Finance Minister Andrej Babis said on March 24 he will ask CEZ, of which the government owns 69 percent, to pay its entire 2013 profit in dividends, triggering the biggest intraday gain for the stock since July 2009. The board of directors instead proposed a month later to distribute 40 koruna per share, or 61 percent of last year’s net income.
Shareholders will vote on the dividend proposal on June 27.
CEZ’s decision on Temelin doesn’t mean the end of nuclear energy in the Czech Republic, whose two atomic plants generate more than 40 percent of the country’s electricity output. The company has taken a “time-out” and the government will decide on the future of the country’s nuclear sector by the end of this year, Benes said.
The best solution would be to build one reactor at a time rather than two at once, according to the CEO. It’s up to the government to decide whether it should form a separate company to handle the construction and financing of future nuclear projects, he said.

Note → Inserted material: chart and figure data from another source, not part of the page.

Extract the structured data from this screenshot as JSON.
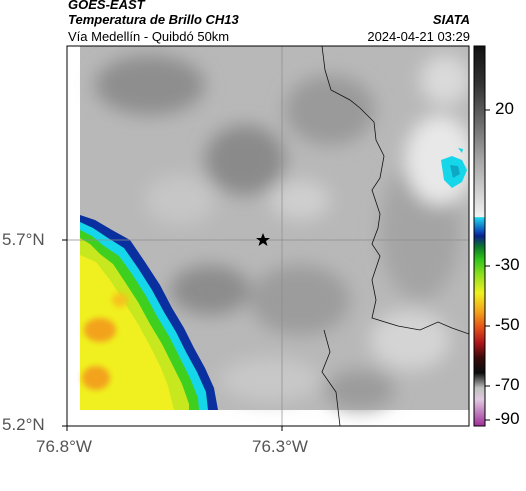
{
  "header": {
    "agency": "GOES-EAST",
    "product": "Temperatura de Brillo CH13",
    "region": "Vía Medellín - Quibdó 50km",
    "brand": "SIATA",
    "timestamp": "2024-04-21 03:29"
  },
  "map": {
    "lat_ticks": [
      "5.7°N",
      "5.2°N"
    ],
    "lon_ticks": [
      "76.8°W",
      "76.3°W"
    ],
    "marker_icon": "star-icon"
  },
  "colorbar": {
    "ticks": [
      "20",
      "-30",
      "-50",
      "-70",
      "-90"
    ],
    "unit": ""
  },
  "colors": {
    "cloud_green": "#3fcf1f",
    "cloud_yellow": "#f0f020",
    "cloud_orange": "#f3a21a",
    "cloud_cyan": "#16d6ea",
    "cloud_blue": "#0a2f9e"
  }
}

CEZ doesn’t plan to buy any generation assets in its home market and will instead focus on developing smaller co-generation units and activities including gas distribution and mobile-phone services to mitigate the falling revenue from electricity production, according to Benes.
“We want to significantly focus on our customer base and create a larger portion of our profits outside the core business of electricity generation,” he said. “The other source of growth is through acquisitions.”
While the utility supports targets for reduction of carbon-dioxide emissions, it’s firmly opposed to EU targets for renewable energy sources, he said.
Even after the cancellation of the Temelin tender helped spur a rally in CEZ shares this year, the stock trades at a discount to peers in western Europe. Its price stood at 11.2 times estimated 12-month earnings yesterday, compared with 14.1 times for the Stoxx 600 Utilities Index, which CEZ joined on Sept. 23, according to data compiled by Bloomberg.
CEZ rose 0.3 percent today to 592 koruna, extending its 2014 gains to 15 percent and valuing the company at 318 billion koruna ($16 billion).
“The perception of CEZ has for a long time been affected by the planned nuclear tender, which wasn’t good news for investors, who don’t look at what’s going to happen in 2030,” Benes said. “We’ll see how quickly they’ll start seeing us as a western European company.”